# 29.5 terms on rzr s



## grizz660muddin

well felt like seeing what the terms would look like on my rzr so took my 29.5 terms off the popo 850 and put them on the rzr.

bighorrns front terms in the back








terms all the way around


----------



## brute for mud

looks good how is the ride


----------



## grizz660muddin

they ride great i have outlaws on my grizz and they ride bad at slow speed but these have very little rumb to them at slow speed they ride just as good as mudlites xls.


----------



## drtj

id keep the terms on it. looks good


----------



## NMKawierider

drtj said:


> id keep the terms on it. looks good


 
:agreed: Much better...


----------



## Polaris425

YES!!!!!!! :rockn:


----------



## skid

looks awesome, I gotta get me a set of those!


----------



## MUDDIE49

:rockn:Looking sweeeeeet...!! Muddie49:rockn:


----------



## J2!

Awsome !! I would keep those on there. Those terms just look mean as he!! on any sxs. Does yours have a lift on it ? It sure looks like it does. Your ride is EXACTLY what I'm wanting to get. Maybe one day..


----------



## gpinjason

I have a buddy with 29.5 terms on his RZR and he's had a lot of leakage problems and also can't stop break axles... 

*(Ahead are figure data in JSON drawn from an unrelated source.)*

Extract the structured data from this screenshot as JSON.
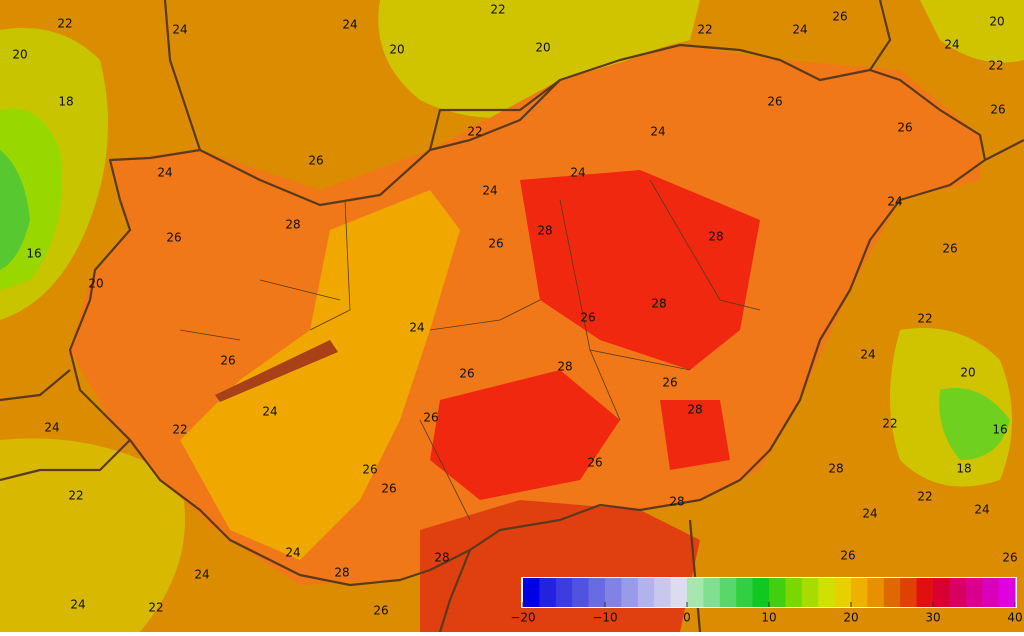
{
  "contour_labels": [
    22,
    24,
    20,
    24,
    20,
    22,
    20,
    22,
    24,
    26,
    20,
    24,
    22,
    26,
    18,
    26,
    22,
    24,
    26,
    26,
    24,
    24,
    24,
    24,
    28,
    26,
    28,
    26,
    28,
    26,
    16,
    20,
    28,
    26,
    22,
    24,
    26,
    24,
    26,
    28,
    26,
    20,
    28,
    24,
    26,
    22,
    16,
    24,
    22,
    26,
    26,
    26,
    28,
    18,
    22,
    28,
    22,
    24,
    24,
    24,
    26,
    28,
    28,
    26,
    24,
    24,
    22,
    26
  ],
  "colorbar": {
    "lim": [
      -20,
      40
    ],
    "ticks": [
      {
        "value": -20,
        "label": "−20"
      },
      {
        "value": -10,
        "label": "−10"
      },
      0,
      10,
      20,
      30,
      40
    ],
    "colors": [
      "#0000e6",
      "#2222e0",
      "#3c3ce0",
      "#5252e0",
      "#6a6ae2",
      "#8282e6",
      "#9a9aea",
      "#b2b2ec",
      "#c8c8ee",
      "#dcdcee",
      "#a8e6b0",
      "#80e090",
      "#58d868",
      "#30d040",
      "#10c820",
      "#40d010",
      "#78d800",
      "#a8dc00",
      "#d0e000",
      "#e8d000",
      "#f0b000",
      "#e89000",
      "#e06800",
      "#e04000",
      "#e01010",
      "#d80030",
      "#d80060",
      "#d8008c",
      "#d800b8",
      "#e000e0"
    ]
  }
}
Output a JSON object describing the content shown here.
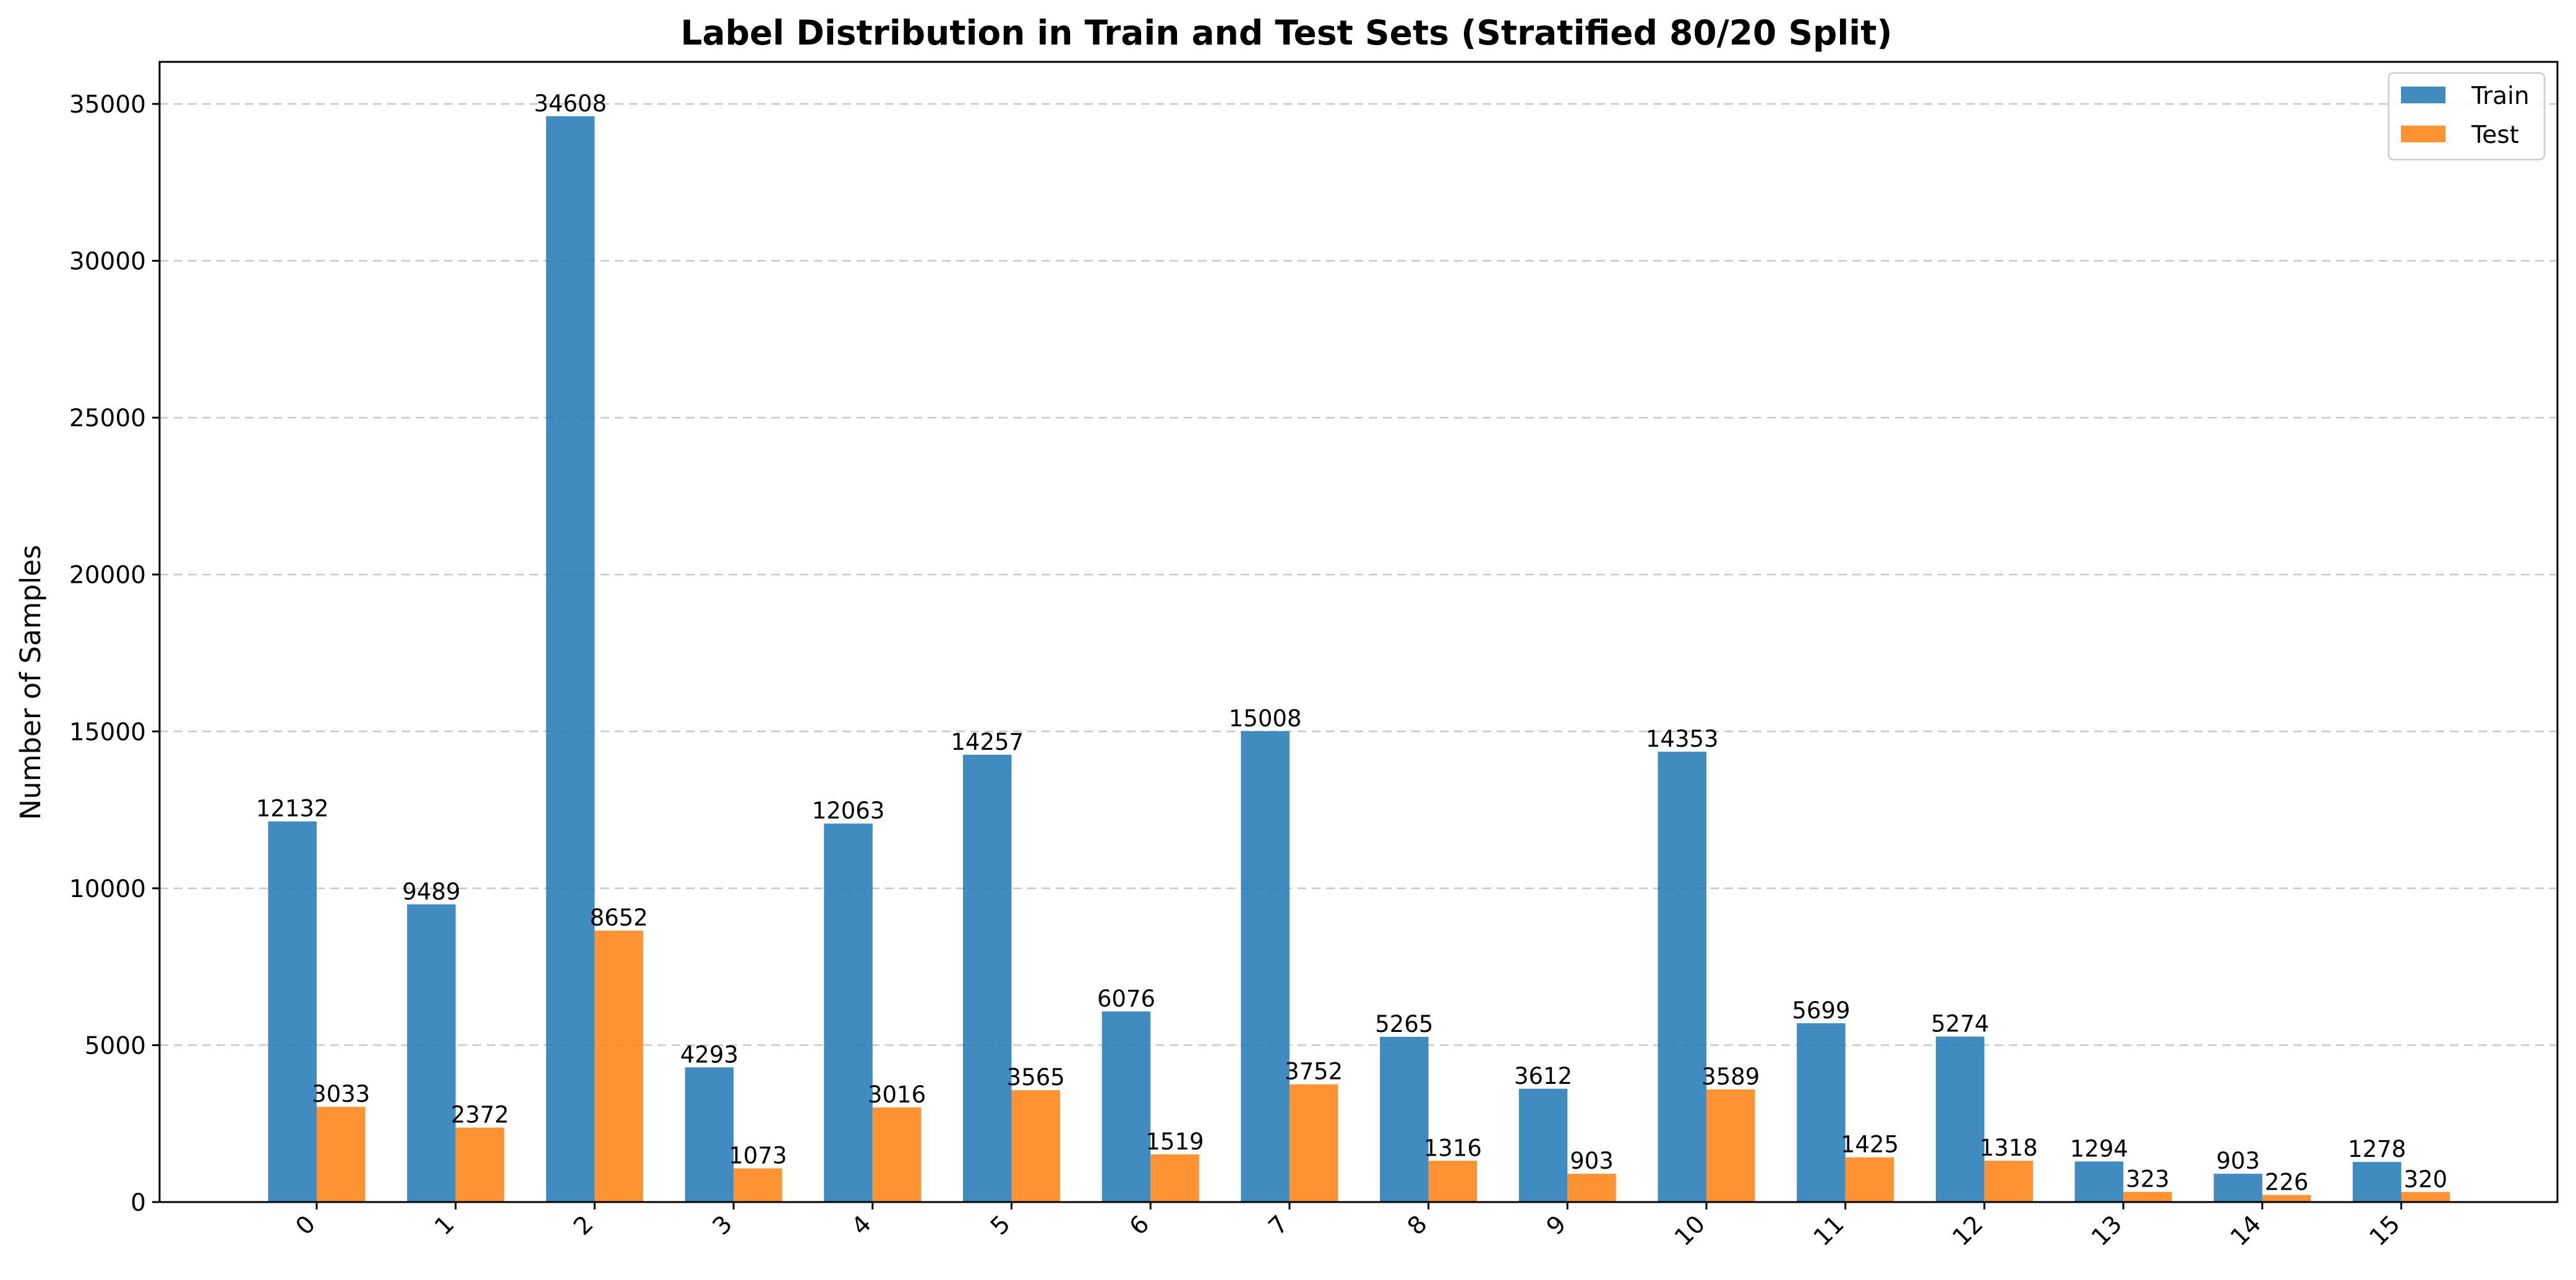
{
  "chart_data": {
    "type": "bar",
    "title": "Label Distribution in Train and Test Sets (Stratified 80/20 Split)",
    "xlabel": "",
    "ylabel": "Number of Samples",
    "categories": [
      "0",
      "1",
      "2",
      "3",
      "4",
      "5",
      "6",
      "7",
      "8",
      "9",
      "10",
      "11",
      "12",
      "13",
      "14",
      "15"
    ],
    "series": [
      {
        "name": "Train",
        "color": "#1f77b4",
        "values": [
          12132,
          9489,
          34608,
          4293,
          12063,
          14257,
          6076,
          15008,
          5265,
          3612,
          14353,
          5699,
          5274,
          1294,
          903,
          1278
        ]
      },
      {
        "name": "Test",
        "color": "#ff7f0e",
        "values": [
          3033,
          2372,
          8652,
          1073,
          3016,
          3565,
          1519,
          3752,
          1316,
          903,
          3589,
          1425,
          1318,
          323,
          226,
          320
        ]
      }
    ],
    "ylim": [
      0,
      36340
    ],
    "yticks": [
      0,
      5000,
      10000,
      15000,
      20000,
      25000,
      30000,
      35000
    ],
    "grid": "y-dashed",
    "legend_position": "top-right",
    "xtick_rotation": 45
  }
}
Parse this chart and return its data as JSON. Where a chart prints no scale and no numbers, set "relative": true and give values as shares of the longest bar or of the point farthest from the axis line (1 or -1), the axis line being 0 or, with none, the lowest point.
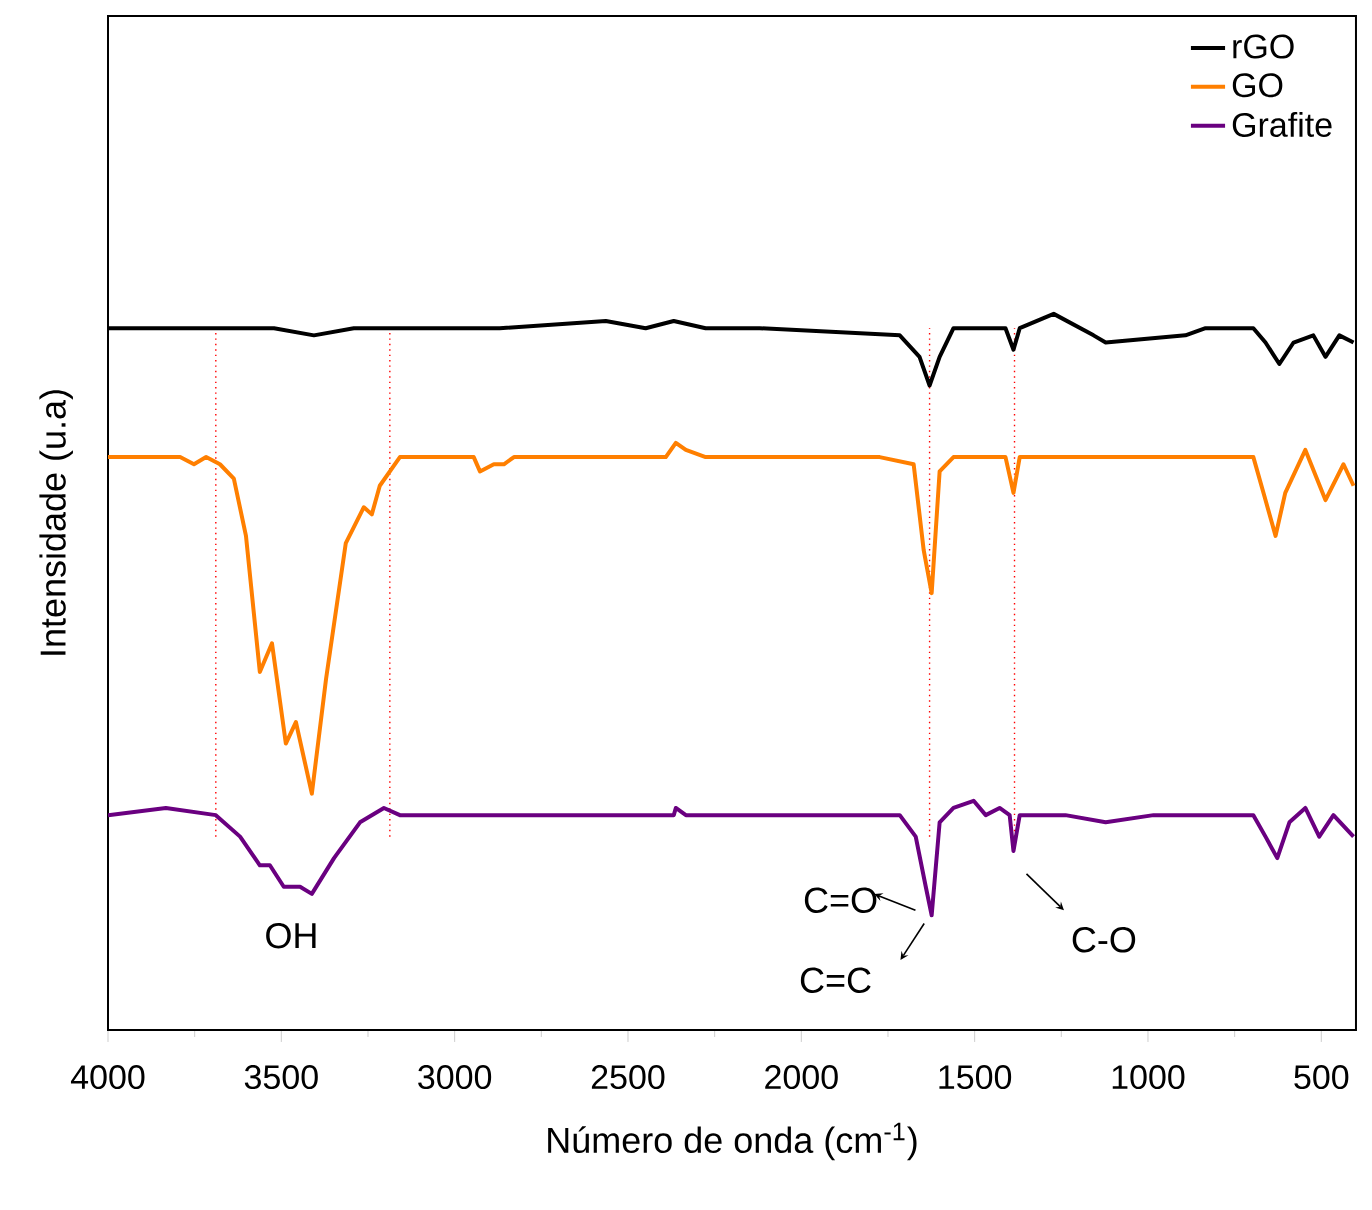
{
  "chart_data": {
    "type": "line",
    "relative": true,
    "xlabel": "Número de onda (cm$^{-1}$)",
    "ylabel": "Intensidade (u.a)",
    "xlim": [
      4000,
      400
    ],
    "xticks": [
      4000,
      3500,
      3000,
      2500,
      2000,
      1500,
      1000,
      500
    ],
    "legend": "top right",
    "grid": false,
    "marker": "none",
    "line_style": "solid",
    "series": [
      {
        "name": "rGO",
        "color": "#000000",
        "x": [
          4000,
          3879,
          3689,
          3521,
          3406,
          3291,
          3100,
          2870,
          2564,
          2449,
          2368,
          2276,
          2178,
          2120,
          1716,
          1659,
          1630,
          1601,
          1561,
          1411,
          1388,
          1370,
          1272,
          1157,
          1122,
          892,
          834,
          696,
          661,
          621,
          580,
          523,
          488,
          448,
          407
        ],
        "values": [
          0.98,
          0.98,
          0.98,
          0.98,
          0.97,
          0.98,
          0.98,
          0.98,
          0.99,
          0.98,
          0.99,
          0.98,
          0.98,
          0.98,
          0.97,
          0.94,
          0.9,
          0.94,
          0.98,
          0.98,
          0.95,
          0.98,
          1.0,
          0.97,
          0.96,
          0.97,
          0.98,
          0.98,
          0.96,
          0.93,
          0.96,
          0.97,
          0.94,
          0.97,
          0.96
        ]
      },
      {
        "name": "GO",
        "color": "#ff7f00",
        "x": [
          4000,
          3792,
          3752,
          3717,
          3677,
          3637,
          3602,
          3562,
          3527,
          3487,
          3458,
          3412,
          3371,
          3314,
          3262,
          3239,
          3216,
          3158,
          2945,
          2927,
          2887,
          2858,
          2829,
          2391,
          2362,
          2333,
          2276,
          2178,
          1774,
          1676,
          1647,
          1624,
          1601,
          1561,
          1411,
          1388,
          1370,
          1082,
          696,
          661,
          632,
          604,
          546,
          488,
          436,
          407
        ],
        "values": [
          0.8,
          0.8,
          0.79,
          0.8,
          0.79,
          0.77,
          0.69,
          0.5,
          0.54,
          0.4,
          0.43,
          0.33,
          0.49,
          0.68,
          0.73,
          0.72,
          0.76,
          0.8,
          0.8,
          0.78,
          0.79,
          0.79,
          0.8,
          0.8,
          0.82,
          0.81,
          0.8,
          0.8,
          0.8,
          0.79,
          0.67,
          0.61,
          0.78,
          0.8,
          0.8,
          0.75,
          0.8,
          0.8,
          0.8,
          0.74,
          0.69,
          0.75,
          0.81,
          0.74,
          0.79,
          0.76
        ]
      },
      {
        "name": "Grafite",
        "color": "#6a0080",
        "x": [
          4000,
          3833,
          3689,
          3619,
          3562,
          3533,
          3493,
          3446,
          3412,
          3348,
          3273,
          3204,
          3158,
          2368,
          2362,
          2333,
          2235,
          1716,
          1670,
          1641,
          1624,
          1601,
          1561,
          1503,
          1468,
          1428,
          1399,
          1388,
          1370,
          1238,
          1122,
          984,
          696,
          661,
          627,
          592,
          546,
          506,
          465,
          407
        ],
        "values": [
          0.3,
          0.31,
          0.3,
          0.27,
          0.23,
          0.23,
          0.2,
          0.2,
          0.19,
          0.24,
          0.29,
          0.31,
          0.3,
          0.3,
          0.31,
          0.3,
          0.3,
          0.3,
          0.27,
          0.2,
          0.16,
          0.29,
          0.31,
          0.32,
          0.3,
          0.31,
          0.3,
          0.25,
          0.3,
          0.3,
          0.29,
          0.3,
          0.3,
          0.27,
          0.24,
          0.29,
          0.31,
          0.27,
          0.3,
          0.27
        ]
      }
    ],
    "ref_lines": [
      {
        "axis": "x",
        "value": 3689,
        "color": "#ff0000",
        "line_style": "dotted"
      },
      {
        "axis": "x",
        "value": 3187,
        "color": "#ff0000",
        "line_style": "dotted"
      },
      {
        "axis": "x",
        "value": 1630,
        "color": "#ff0000",
        "line_style": "dotted"
      },
      {
        "axis": "x",
        "value": 1385,
        "color": "#ff0000",
        "line_style": "dotted"
      }
    ],
    "annotations": [
      "OH",
      "C=O",
      "C=C",
      "C-O"
    ]
  }
}
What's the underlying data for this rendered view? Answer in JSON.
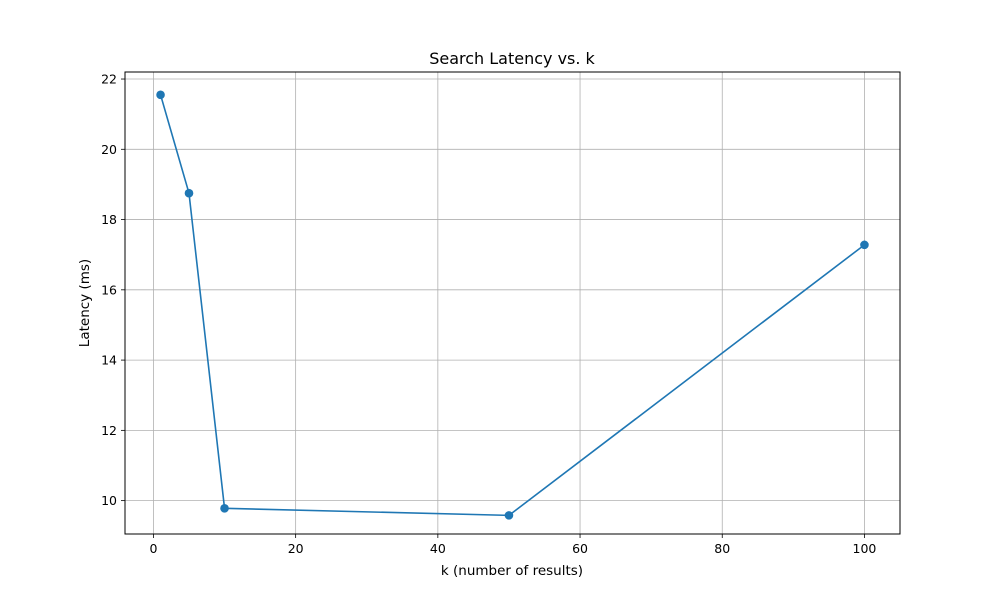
{
  "chart_data": {
    "type": "line",
    "title": "Search Latency vs. k",
    "xlabel": "k (number of results)",
    "ylabel": "Latency (ms)",
    "xlim": [
      -4,
      105
    ],
    "ylim": [
      9.05,
      22.2
    ],
    "x_ticks": [
      "0",
      "20",
      "40",
      "60",
      "80",
      "100"
    ],
    "y_ticks": [
      "10",
      "12",
      "14",
      "16",
      "18",
      "20",
      "22"
    ],
    "grid": true,
    "series": [
      {
        "x": [
          1,
          5,
          10,
          50,
          100
        ],
        "y": [
          21.55,
          18.75,
          9.78,
          9.58,
          17.28
        ],
        "color": "#1f77b4",
        "marker": "circle"
      }
    ]
  }
}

Sent from my iPhone using Tapatalk


----------



## rubiconrider

lookin good! now get out there and Let Er Eat!


----------



## grizz660muddin

no lift shocks turned up 2 clicks


----------



## 08GreenBrute

looks good, do they fit on your S with no lift?


----------



## hp488

Looks like your 850 just lost it's rubbers, they sure look good on there.


----------



## liftedz71withbass

Nice ride


----------